Think of exposure as the amount of light that your camera uses to produce a photo. The entirety of this book is devoted to trying to control exposure by changing how your camera lets light in.
Sometimes you just have to make do with what light you have. Without knowing anything about manual controls, you can still move around and move your subject. Knowing manual controls gives you many more options and flexibility.
For our purposes, the complicated math formula behind this can be reduced to:
- More light == brighter photo
- Less light == darker photo
How does a camera automatically determine the proper exposure?
When turned on and pointed at a subject, your camera is taking in light. It then calculates how much light is needed to keep the subject (or the entire scene) from being too dark or too bright.
Try this.
1: Point your digital camera at a dark place, like a corner or under the table.
2: Then point it quickly at a bright scene, like out the window. The camera’s LCD should turn almost completely white.
The following photo is taken from inside of Federal Hall on Wall Street, right after I had pointed it toward a dark corner:
3: After a second or two, the LCD screen should darken a bit overall, revealing more detail in the scene:
This delay in the display is caused by the lag in calculating the correct exposure.

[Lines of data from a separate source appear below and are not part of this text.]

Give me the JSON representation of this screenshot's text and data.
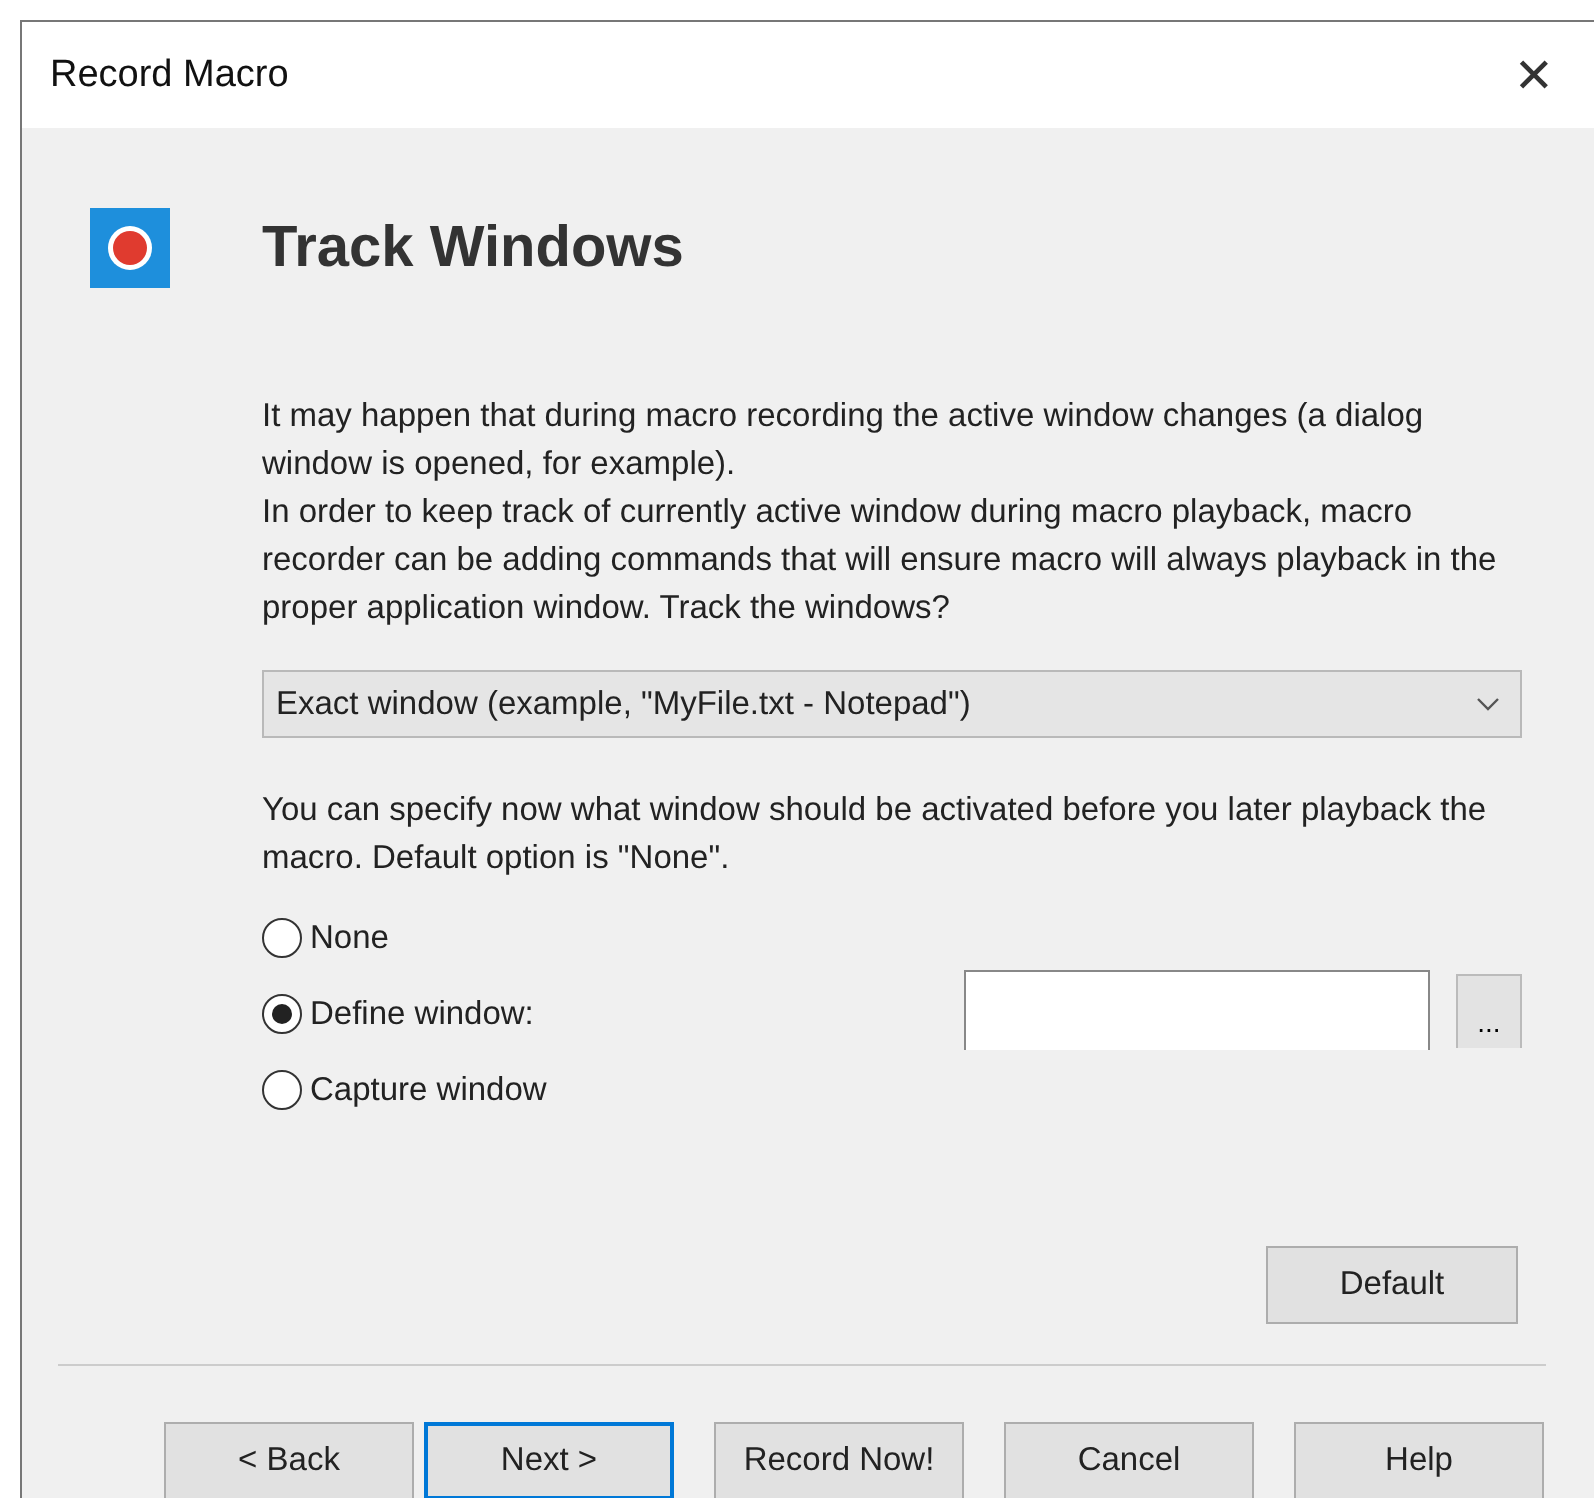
{
  "window": {
    "title": "Record Macro",
    "close": "✕"
  },
  "page": {
    "title": "Track Windows"
  },
  "intro": [
    "It may happen that during macro recording the active window changes (a dialog window is opened, for example).",
    "In order to keep track of currently active window during macro playback, macro recorder can be adding commands that will ensure macro will always playback in the proper application window. Track the windows?"
  ],
  "tracking_dropdown": {
    "value": "Exact window (example, \"MyFile.txt - Notepad\")"
  },
  "hint": "You can specify now what window should be activated before you later playback the macro.  Default option is \"None\".",
  "options": [
    {
      "label": "None",
      "selected": false
    },
    {
      "label": "Define window:",
      "selected": true
    },
    {
      "label": "Capture window",
      "selected": false
    }
  ],
  "browse_button": "...",
  "default_button": "Default",
  "buttons": [
    {
      "label": "< Back",
      "default": false
    },
    {
      "label": "Next >",
      "default": true
    },
    {
      "label": "Record Now!",
      "default": false
    },
    {
      "label": "Cancel",
      "default": false
    },
    {
      "label": "Help",
      "default": false
    }
  ]
}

Your camera’s computer is jumping into action, trying to figure out how the right amount of light to let in so that the subject can be seen.
How does the camera know what the “subject” is?
By default, most cameras assume that it’s what the center is. In simple point and shoots, you can’t change this. In modern phone cameras, you have some flexibility in choosing the spot to expose, which I cover in the next chapter.
What’s wrong with properly exposing the subject?
It’s not about right or wrong; it’s about what visual effect you intend to show.
In the last chapter, we learned how the sun behind the subject creates a silhouette. When a camera is in auto-exposure mode, it will calculate how much light is needed to make your subject not a silhouette.
As the subject gets brighter, so does the rest of the background. This is what is called, “blowing out the background.”
In the photo below, I deliberately reduced the exposure to use one-fourth the light compared to the camera’s default exposure. The model is almost completely a shadow. Had I let the camera do the exposure, the details in the model’s clothing could probably be seen, but the entire sky would likely be white, i.e. blown out.
In other words, the “well-exposed” photo is not always the best photo.
The camera generally does a great job when the light is right.
But under extreme conditions, such as bright sunlight on a snowfield. Or a dark room. Or for if a ray of light happens to shine directly into the region (generally, the center point) where the camera makes its judgment, the camera may do something you don’t want.
This is why we want to take control of exposure for ourselves.